The village is protected by a tree canopy.
The village is surrounded by stones, and you must be careful not to step on them. Some stones are sacred.
A collection of different taro species grow next to the houses.
The plants are well marked.
By the entrance is a small pond with this special bird, the ‘Alae ‘Ula, Hawaiian Moorhen, Gallinula chloropus sandvicensis.
Other birds present are the white-rumped shama thrush Copsychus malabaricus.
Geckos are very common.
Some tiny geckos seemed to like to sit in and eat flowers.
There are many different types of trees, also well labelled.
This is a Kukui tree, Aleurites Mollocana.
Wauke, paper mulberry, Brosonetia papyrifera. Its bark was pounded by early Polynesians to make the warmest, most durable type of kapa cloth.
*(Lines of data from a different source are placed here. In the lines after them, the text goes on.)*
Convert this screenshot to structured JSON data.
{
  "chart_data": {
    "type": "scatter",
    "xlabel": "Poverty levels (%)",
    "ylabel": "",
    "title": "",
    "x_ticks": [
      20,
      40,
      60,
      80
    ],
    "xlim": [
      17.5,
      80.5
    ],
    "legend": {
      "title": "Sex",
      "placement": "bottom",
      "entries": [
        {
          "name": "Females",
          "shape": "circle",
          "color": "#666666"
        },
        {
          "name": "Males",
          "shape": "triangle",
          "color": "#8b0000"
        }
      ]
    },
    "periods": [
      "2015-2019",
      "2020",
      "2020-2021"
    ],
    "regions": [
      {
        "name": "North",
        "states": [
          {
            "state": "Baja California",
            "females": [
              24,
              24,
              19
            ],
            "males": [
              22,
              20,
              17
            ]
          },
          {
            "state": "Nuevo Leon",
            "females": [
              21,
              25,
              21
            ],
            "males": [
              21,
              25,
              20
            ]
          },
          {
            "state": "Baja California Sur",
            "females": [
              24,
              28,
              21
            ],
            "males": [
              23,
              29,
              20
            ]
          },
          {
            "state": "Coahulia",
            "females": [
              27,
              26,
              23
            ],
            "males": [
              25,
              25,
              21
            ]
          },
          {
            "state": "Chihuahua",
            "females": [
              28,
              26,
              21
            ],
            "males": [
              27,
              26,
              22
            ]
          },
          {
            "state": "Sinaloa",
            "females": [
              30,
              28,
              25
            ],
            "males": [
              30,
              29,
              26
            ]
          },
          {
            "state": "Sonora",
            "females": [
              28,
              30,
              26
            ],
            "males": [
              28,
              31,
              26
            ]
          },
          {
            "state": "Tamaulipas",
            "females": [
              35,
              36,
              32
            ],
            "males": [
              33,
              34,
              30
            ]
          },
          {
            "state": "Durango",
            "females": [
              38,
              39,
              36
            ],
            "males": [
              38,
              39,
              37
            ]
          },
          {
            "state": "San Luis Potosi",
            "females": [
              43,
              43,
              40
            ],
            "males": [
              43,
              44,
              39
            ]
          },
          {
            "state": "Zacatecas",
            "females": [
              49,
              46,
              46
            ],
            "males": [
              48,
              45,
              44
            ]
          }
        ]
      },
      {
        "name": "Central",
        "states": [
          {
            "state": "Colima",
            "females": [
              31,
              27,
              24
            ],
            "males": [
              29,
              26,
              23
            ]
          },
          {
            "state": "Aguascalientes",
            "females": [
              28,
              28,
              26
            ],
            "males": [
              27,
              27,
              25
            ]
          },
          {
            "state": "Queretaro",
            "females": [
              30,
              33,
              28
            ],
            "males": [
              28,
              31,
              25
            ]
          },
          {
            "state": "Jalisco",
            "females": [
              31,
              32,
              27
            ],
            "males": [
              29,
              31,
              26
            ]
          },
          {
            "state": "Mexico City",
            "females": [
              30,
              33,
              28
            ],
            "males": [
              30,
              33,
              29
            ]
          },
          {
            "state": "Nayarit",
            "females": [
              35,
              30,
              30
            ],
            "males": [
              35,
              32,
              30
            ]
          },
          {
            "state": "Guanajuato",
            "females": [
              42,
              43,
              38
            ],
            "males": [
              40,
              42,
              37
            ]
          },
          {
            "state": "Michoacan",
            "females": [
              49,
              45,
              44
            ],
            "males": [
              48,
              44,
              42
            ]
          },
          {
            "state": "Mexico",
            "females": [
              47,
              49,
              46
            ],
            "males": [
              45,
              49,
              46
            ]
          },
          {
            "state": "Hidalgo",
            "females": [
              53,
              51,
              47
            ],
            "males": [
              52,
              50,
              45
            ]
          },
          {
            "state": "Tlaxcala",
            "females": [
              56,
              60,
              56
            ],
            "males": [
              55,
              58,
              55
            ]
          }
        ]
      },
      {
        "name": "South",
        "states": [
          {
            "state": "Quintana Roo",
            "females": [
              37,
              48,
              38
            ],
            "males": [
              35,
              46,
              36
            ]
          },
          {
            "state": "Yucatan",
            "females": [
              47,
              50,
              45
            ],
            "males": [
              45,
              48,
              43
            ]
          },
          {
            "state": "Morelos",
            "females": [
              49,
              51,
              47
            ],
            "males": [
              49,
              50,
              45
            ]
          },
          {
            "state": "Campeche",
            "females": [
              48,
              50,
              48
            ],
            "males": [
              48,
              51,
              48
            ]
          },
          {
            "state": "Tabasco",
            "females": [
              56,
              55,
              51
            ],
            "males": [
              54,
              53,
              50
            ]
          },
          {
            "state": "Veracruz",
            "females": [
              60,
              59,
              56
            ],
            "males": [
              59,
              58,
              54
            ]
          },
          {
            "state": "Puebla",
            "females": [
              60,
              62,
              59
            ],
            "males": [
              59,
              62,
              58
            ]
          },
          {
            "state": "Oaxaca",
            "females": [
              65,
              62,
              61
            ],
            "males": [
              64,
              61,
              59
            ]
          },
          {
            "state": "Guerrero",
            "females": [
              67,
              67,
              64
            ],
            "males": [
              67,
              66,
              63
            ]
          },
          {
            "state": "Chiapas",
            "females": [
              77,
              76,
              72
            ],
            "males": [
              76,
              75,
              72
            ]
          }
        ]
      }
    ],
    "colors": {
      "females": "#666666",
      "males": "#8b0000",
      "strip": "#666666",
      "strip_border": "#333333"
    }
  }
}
A sign that the garden is old is the impressive growth of Banyan trees, in some parts forming vaults of trunks and branches to walk under.
There are many parasitic plants growing high up on branches of old trees.
One of the many hibiscus varieties found in the garden.
Yellow lehua Metrosideros polymorpha. http://www.instanthawaii.com/cgi-bin/hi?Plants.ohia
Thanks to Ces Mooney for running the photo around parks and rangers to get an identification.
This red powder puff Calliandra haematocephala is very attractive to insects and butterflies.
This is a Pachystachys Lutea – Lollipop Plant or Golden Candle.
Emperors candlestick, Senna Alata, which is a poisonous plant.
There are many types of ginger plants in the garden, like this Alpinia Zerumbet.
This is a spiral ginger Costus Vargasii.
A Yellow Parrot Heliconia.
This is ginger Costus Scaber.
Noni fruit, Morinda citrifolia
This is a plant without a label. Very decorative, but what is it?
A spider lily of the genus Crinum.
This aggressive vine, Bauhinia vahlii, grows very fast.
The Bauhinia vahliaa totally covered a 30 ft tall monkey pod tree.
These are red Anthurium flowers.
There are so many flowers and plants that it is easy to spend several hours in the garden. But bring mosquito repellent, just in case. This is Heliconia psitacorum.
And when you leave Waimea, turn right and head for Fumis for a great lunch.
Shrimp in spicy garlic sauce with two scoop rice.